Mark Ramprakash hopes that by working with the England Performance Programme and England Lions this winter he will discover if coaching is for him.

Ramprakash, having retired from playing in July, is deputising for the ECB’s lead batting coach Graham Thorpe who has coaching exams.

Former Middlesex and Surrey batsman Ramprakash, who played 52 Tests and 18 one-day internationals, has been passing on advice at the National Cricket Performance Centre in Loughborough and later this month will continue that work in India.

The 43-year-old told ecb.co.uk: “I think this winter is going to tell me a lot more about how coaching is, whether it’s something that really interests me.

“I think it does. So far I’ve been really pleased and I’m looking forward to doing lots of work with the performance squad and the development squad. And so far, as I say, I’m learning a lot and I’m having fun.”

Mark Ramprakash & Scott Borthwick

Mark Ramprakash, who is deputising for the ECB’s Lead Batting Coach Graham Thorpe, gives advice to Scott Borthwick this week

Ramprakash has been impressed by the players who, in the case of the EPP party, could act as injury cover for the senior squad just as Stuart Meaker has for Steven Finn.

“It’s been good fun this week actually. I’ve really enjoyed it. I think the whole environment is wonderful to be around. It’s really elite cricket. The various specialist coaches and support staff here are fantastic to work with,” he said.

“I’m learning a huge amount and the players are very, very lucky I think to be in this environment with all the help that they get and the facilities that they have on offer.

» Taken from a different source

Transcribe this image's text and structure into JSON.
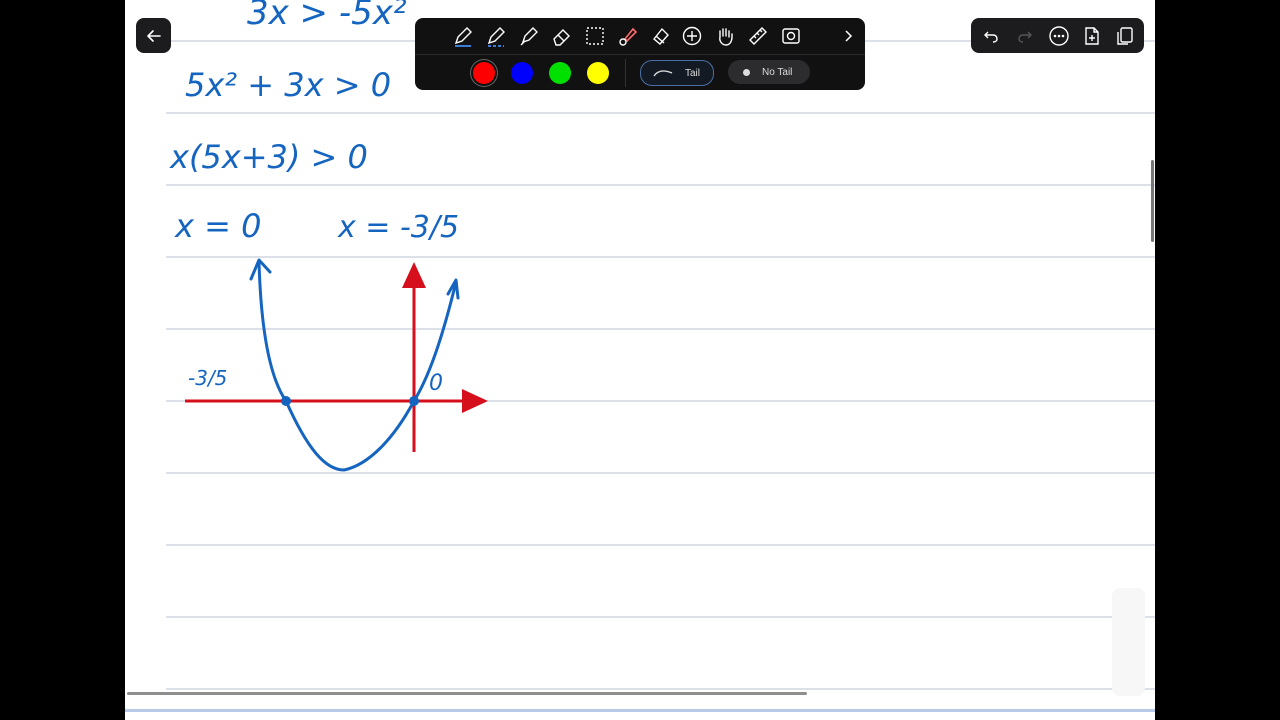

“And the players have approached it brilliantly. Their attitude has been fantastic. You can’t ask for any more as a coach. They’ve had some long days, the players. But they seem very mature, very self-aware and they’re throwing themselves into it.”

Ramprakash is sure he would have benefited as a young player from similar coaching and facilities.

“It’s a huge difference. I’m very envious really. If I had managed to be in this environment (at) 19, 20, 21 years old, I think it would have really helped me as an individual both on and off the field really,” he added.

Having represented England on the sub-continent, he knows the value of playing there.

“As a player I loved travelling and I learned so much going to India, Sri Lanka, Pakistan, wonderful places to tour, cricket-mad people there. So as a player it’s a great place to go and I’m sure the players will enjoy it,” he concluded.